The increasing popularity of Facebook, WhatsApp and Instagram mean that communications and social media account for a greater share of time spent on apps than ever, according to new research.
The study, from measurement firm Verto Analytics, indicates that the increasing popularity of Facebook, WhatsApp and Instagram mean communications & social media is accounting for a greater share of the time people spend on apps than ever.
Measuring the cross-device behaviour of nearly 5,000 UK adults revealed the monthly time spent on communications & social media apps grew by 11.2 billion minutes (or 38 per cent) over the last six months (Sept to March). This made it the fastest growing app category and now accounts for 44 per cent of all mobile app time.
Entertainment had the next biggest rise, up 3.4 billion minutes (22 per cent) to account for over one in every five (21 per cent) app minutes.

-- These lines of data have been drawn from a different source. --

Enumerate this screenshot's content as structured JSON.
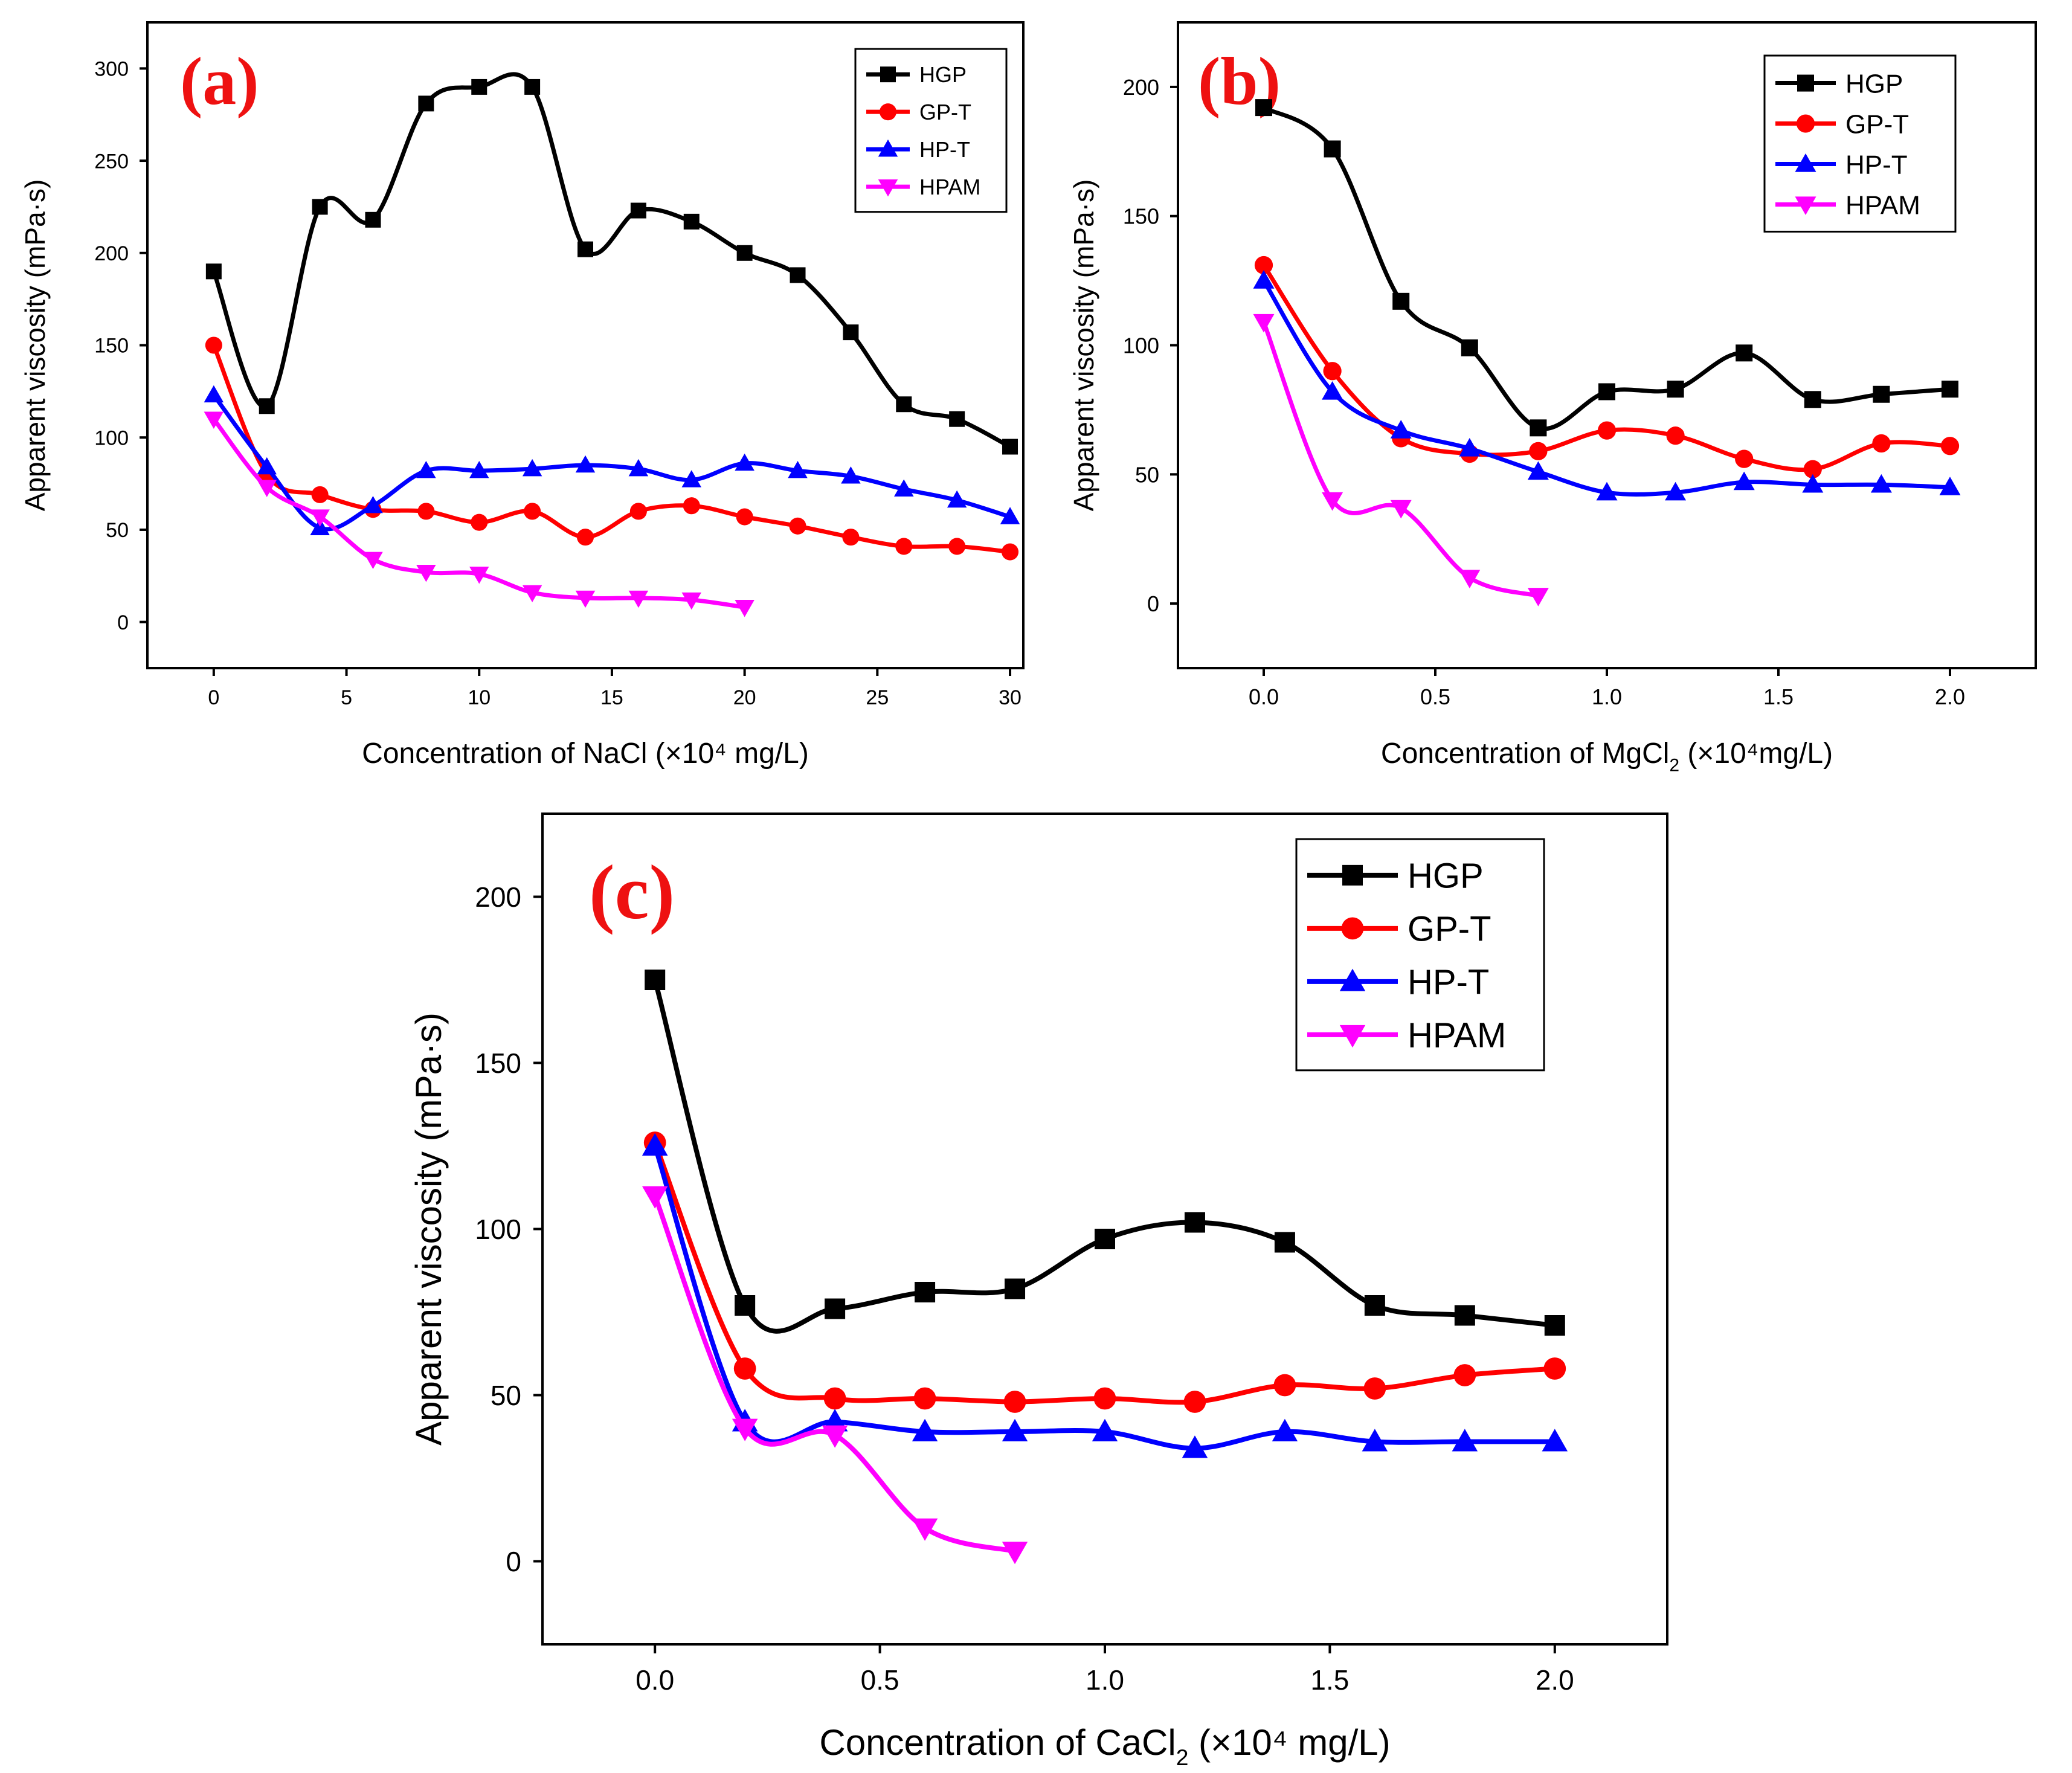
{
  "colors": {
    "HGP": "#000000",
    "GP-T": "#ff0000",
    "HP-T": "#0000ff",
    "HPAM": "#ff00ff",
    "label": "#ee1111"
  },
  "chart_data": [
    {
      "type": "line",
      "panel_label": "(a)",
      "xlabel": "Concentration of NaCl",
      "xlabel_unit": "(×10⁴ mg/L)",
      "ylabel": "Apparent viscosity (mPa·s)",
      "xlim": [
        -2.5,
        30.5
      ],
      "ylim": [
        -25,
        325
      ],
      "xticks": [
        0,
        5,
        10,
        15,
        20,
        25,
        30
      ],
      "xtick_labels": [
        "0",
        "5",
        "10",
        "15",
        "20",
        "25",
        "30"
      ],
      "yticks": [
        0,
        50,
        100,
        150,
        200,
        250,
        300
      ],
      "ytick_labels": [
        "0",
        "50",
        "100",
        "150",
        "200",
        "250",
        "300"
      ],
      "legend": [
        "HGP",
        "GP-T",
        "HP-T",
        "HPAM"
      ],
      "series": [
        {
          "name": "HGP",
          "marker": "square",
          "x": [
            0,
            2,
            4,
            6,
            8,
            10,
            12,
            14,
            16,
            18,
            20,
            22,
            24,
            26,
            28,
            30
          ],
          "y": [
            190,
            117,
            225,
            218,
            281,
            290,
            290,
            202,
            223,
            217,
            200,
            188,
            157,
            118,
            110,
            95
          ]
        },
        {
          "name": "GP-T",
          "marker": "circle",
          "x": [
            0,
            2,
            4,
            6,
            8,
            10,
            12,
            14,
            16,
            18,
            20,
            22,
            24,
            26,
            28,
            30
          ],
          "y": [
            150,
            80,
            69,
            61,
            60,
            54,
            60,
            46,
            60,
            63,
            57,
            52,
            46,
            41,
            41,
            38
          ]
        },
        {
          "name": "HP-T",
          "marker": "triangle-up",
          "x": [
            0,
            2,
            4,
            6,
            8,
            10,
            12,
            14,
            16,
            18,
            20,
            22,
            24,
            26,
            28,
            30
          ],
          "y": [
            123,
            84,
            51,
            63,
            82,
            82,
            83,
            85,
            83,
            77,
            86,
            82,
            79,
            72,
            66,
            57
          ]
        },
        {
          "name": "HPAM",
          "marker": "triangle-down",
          "x": [
            0,
            2,
            4,
            6,
            8,
            10,
            12,
            14,
            16,
            18,
            20
          ],
          "y": [
            110,
            73,
            57,
            34,
            27,
            26,
            16,
            13,
            13,
            12,
            8
          ]
        }
      ]
    },
    {
      "type": "line",
      "panel_label": "(b)",
      "xlabel": "Concentration of MgCl",
      "xlabel_sub": "2",
      "xlabel_unit": "(×10⁴mg/L)",
      "ylabel": "Apparent viscosity (mPa·s)",
      "xlim": [
        -0.25,
        2.25
      ],
      "ylim": [
        -25,
        225
      ],
      "xticks": [
        0,
        0.5,
        1,
        1.5,
        2
      ],
      "xtick_labels": [
        "0.0",
        "0.5",
        "1.0",
        "1.5",
        "2.0"
      ],
      "yticks": [
        0,
        50,
        100,
        150,
        200
      ],
      "ytick_labels": [
        "0",
        "50",
        "100",
        "150",
        "200"
      ],
      "legend": [
        "HGP",
        "GP-T",
        "HP-T",
        "HPAM"
      ],
      "series": [
        {
          "name": "HGP",
          "marker": "square",
          "x": [
            0,
            0.2,
            0.4,
            0.6,
            0.8,
            1.0,
            1.2,
            1.4,
            1.6,
            1.8,
            2.0
          ],
          "y": [
            192,
            176,
            117,
            99,
            68,
            82,
            83,
            97,
            79,
            81,
            83
          ]
        },
        {
          "name": "GP-T",
          "marker": "circle",
          "x": [
            0,
            0.2,
            0.4,
            0.6,
            0.8,
            1.0,
            1.2,
            1.4,
            1.6,
            1.8,
            2.0
          ],
          "y": [
            131,
            90,
            64,
            58,
            59,
            67,
            65,
            56,
            52,
            62,
            61
          ]
        },
        {
          "name": "HP-T",
          "marker": "triangle-up",
          "x": [
            0,
            0.2,
            0.4,
            0.6,
            0.8,
            1.0,
            1.2,
            1.4,
            1.6,
            1.8,
            2.0
          ],
          "y": [
            125,
            82,
            67,
            60,
            51,
            43,
            43,
            47,
            46,
            46,
            45
          ]
        },
        {
          "name": "HPAM",
          "marker": "triangle-down",
          "x": [
            0,
            0.2,
            0.4,
            0.6,
            0.8
          ],
          "y": [
            109,
            40,
            37,
            10,
            3
          ]
        }
      ]
    },
    {
      "type": "line",
      "panel_label": "(c)",
      "xlabel": "Concentration of CaCl",
      "xlabel_sub": "2",
      "xlabel_unit": "(×10⁴ mg/L)",
      "ylabel": "Apparent viscosity (mPa·s)",
      "xlim": [
        -0.25,
        2.25
      ],
      "ylim": [
        -25,
        225
      ],
      "xticks": [
        0,
        0.5,
        1,
        1.5,
        2
      ],
      "xtick_labels": [
        "0.0",
        "0.5",
        "1.0",
        "1.5",
        "2.0"
      ],
      "yticks": [
        0,
        50,
        100,
        150,
        200
      ],
      "ytick_labels": [
        "0",
        "50",
        "100",
        "150",
        "200"
      ],
      "legend": [
        "HGP",
        "GP-T",
        "HP-T",
        "HPAM"
      ],
      "series": [
        {
          "name": "HGP",
          "marker": "square",
          "x": [
            0,
            0.2,
            0.4,
            0.6,
            0.8,
            1.0,
            1.2,
            1.4,
            1.6,
            1.8,
            2.0
          ],
          "y": [
            175,
            77,
            76,
            81,
            82,
            97,
            102,
            96,
            77,
            74,
            71
          ]
        },
        {
          "name": "GP-T",
          "marker": "circle",
          "x": [
            0,
            0.2,
            0.4,
            0.6,
            0.8,
            1.0,
            1.2,
            1.4,
            1.6,
            1.8,
            2.0
          ],
          "y": [
            126,
            58,
            49,
            49,
            48,
            49,
            48,
            53,
            52,
            56,
            58
          ]
        },
        {
          "name": "HP-T",
          "marker": "triangle-up",
          "x": [
            0,
            0.2,
            0.4,
            0.6,
            0.8,
            1.0,
            1.2,
            1.4,
            1.6,
            1.8,
            2.0
          ],
          "y": [
            125,
            42,
            42,
            39,
            39,
            39,
            34,
            39,
            36,
            36,
            36
          ]
        },
        {
          "name": "HPAM",
          "marker": "triangle-down",
          "x": [
            0,
            0.2,
            0.4,
            0.6,
            0.8
          ],
          "y": [
            110,
            40,
            38,
            10,
            3
          ]
        }
      ]
    }
  ]
}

In contrast, the next biggest category by time spent, games, saw the biggest decline – by 2.4 billion minutes (-16 per cent). Consequently, games’ share of all app time dropped from 18 per cent to 13 per cent.
“The continuous growth of messaging and social apps mean that the total app time is becoming dominated by just a few sectors, with the top three categories accounting for 78 per cent of all mobile app time spent,” says Dr. Hannu Verkasalo, Verto Analytics’ CEO.
“This leaves the rest fighting over the scraps, which is going to get harder as app downloads are plateauing and there’s the impending rise of “hub apps,” where people do more tasks within one app – be it messaging, shopping or ordering a taxi. For example, while games have performed really well over recent years, it seems even they may be being substituted by new offerings across the entertainment category.”
Finance, photo & video and health & fitness are the next fastest growing app categories – each seeing a rise of more than half a billion minutes a month. Finance has seen lots of innovation around peer-to-peer lending and mobile payment apps which has led to “higher overall consumer acceptance and adoption.”
The challenge is the amount of apps available versus the amount they are used. The average person has around 90 smartphone apps but only uses eight on a daily basis. Furthermore, the typical app only retains 5-10 per cent of users after 30 days. Says Verkasale, “Getting people to download your app is only about 10 per cent of the battle; app creators and the brands that advertise on them are under increasing pressure to be one of those crucial eight and stay there.”